With broad-spectrum treatments such as chemotherapy causing significant side effects, University of Queensland researchers aim to better understand how therapeutics can be delivered to target cells in the body.
Professor Rob Parton’s research at UQ’s Institute for Molecular Bioscience (IMB) involves understanding how medicines move from the bloodstream into tissue and then into specific parts of target cells.
‘’This understanding will help to harness the pathways to deliver precision therapeutics,’’ Professor Parton said.
‘’If we understand how cells work – and what goes wrong in diseased cells – it will open doors for all diseases, both with potential treatments using targeted medicines and delivery of vaccines,’’ he said.
He is the recipient of a prestigious Australian Research Council (ARC) Australian Laureate Fellowship – one of only ten awarded nationally and one of two for UQ.

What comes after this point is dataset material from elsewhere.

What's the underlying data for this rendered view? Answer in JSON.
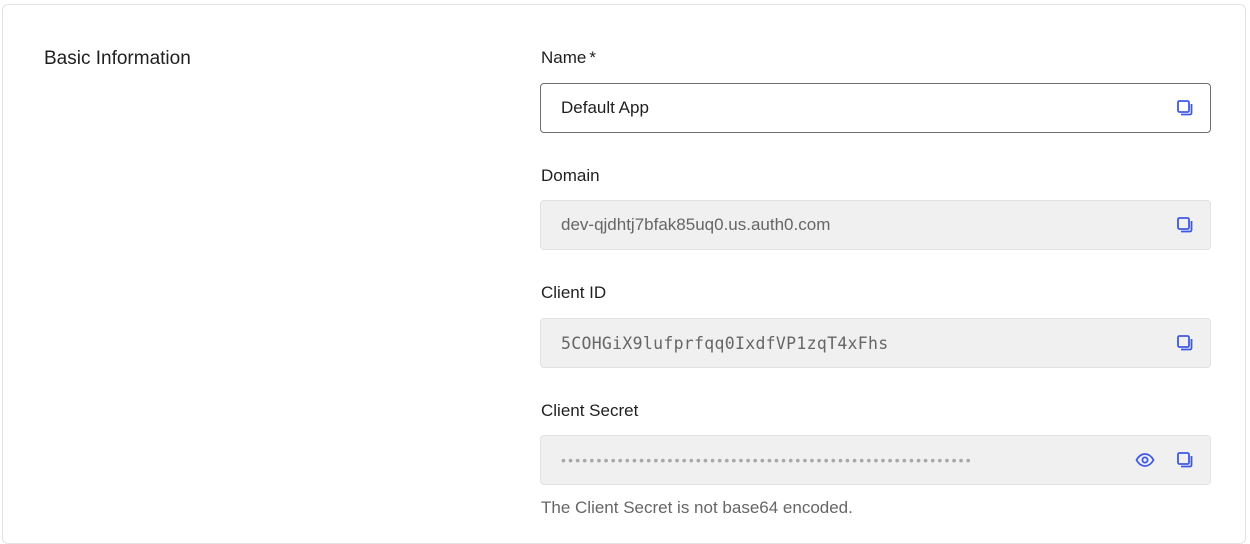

New funding as part of the fellowship will enable Professor Parton to study different types of cells in their natural environment using state-of-the-art microscopes at IMB and UQ’s Centre for Microscopy and Microanalysis, where he is Deputy Director.
It also involves collaborating with researchers in five other countries.
Tracking nanoparticles through the body
He will also share his research widely, using virtual reality to let people explore the surface of a cell and track how nanoparticles interact with it.
Professor Parton will track nanoparticles, so small they are undetectable by the human eye yet capable of carrying medicines, to see how they are carried around the body.
Nanoparticles can precisely target diseased cells in people with cancer and muscular dystrophy, without delivering medicines to healthy cells – therefore avoiding side effects.
‘’Nanoparticle delivery systems hold great potential but are hindered because they have to cross several barriers,’’ Professor Parton said.
‘’It is no exaggeration to say that millions of dollars and scientist hours are spent on development of these systems every year and yet we have limited understanding of how a nanoparticle reaches its target.’’
Professor Parton said one of the main challenges is the endothelium, a layer of cells that forms a barrier and controls the flow of substances in and out of a tissue.
Once nanoparticles cross this barrier, they need to be taken up and be brought into specific parts of cells inside the tissue.
‘’The barriers are important, stopping unwanted things getting into the cell while allowing nutrients and signals to penetrate,’’ Professor Parton said.
‘’The Laureate will enable us to uncover key mechanisms in different cell types that enable a nanoparticle to be tailored to cross that specific barrier and pass into a specific diseased cell.’’
Importantly, Professor Parton’s research team will gain an understanding of cell functions in real time – and using cells in their natural environment, rather than in a 2D laboratory dish.
The research will also enable advances to the Caveosphere system, a tool the team developed at IMB to understand how nanoparticles can be engineered to reach their target within the cell.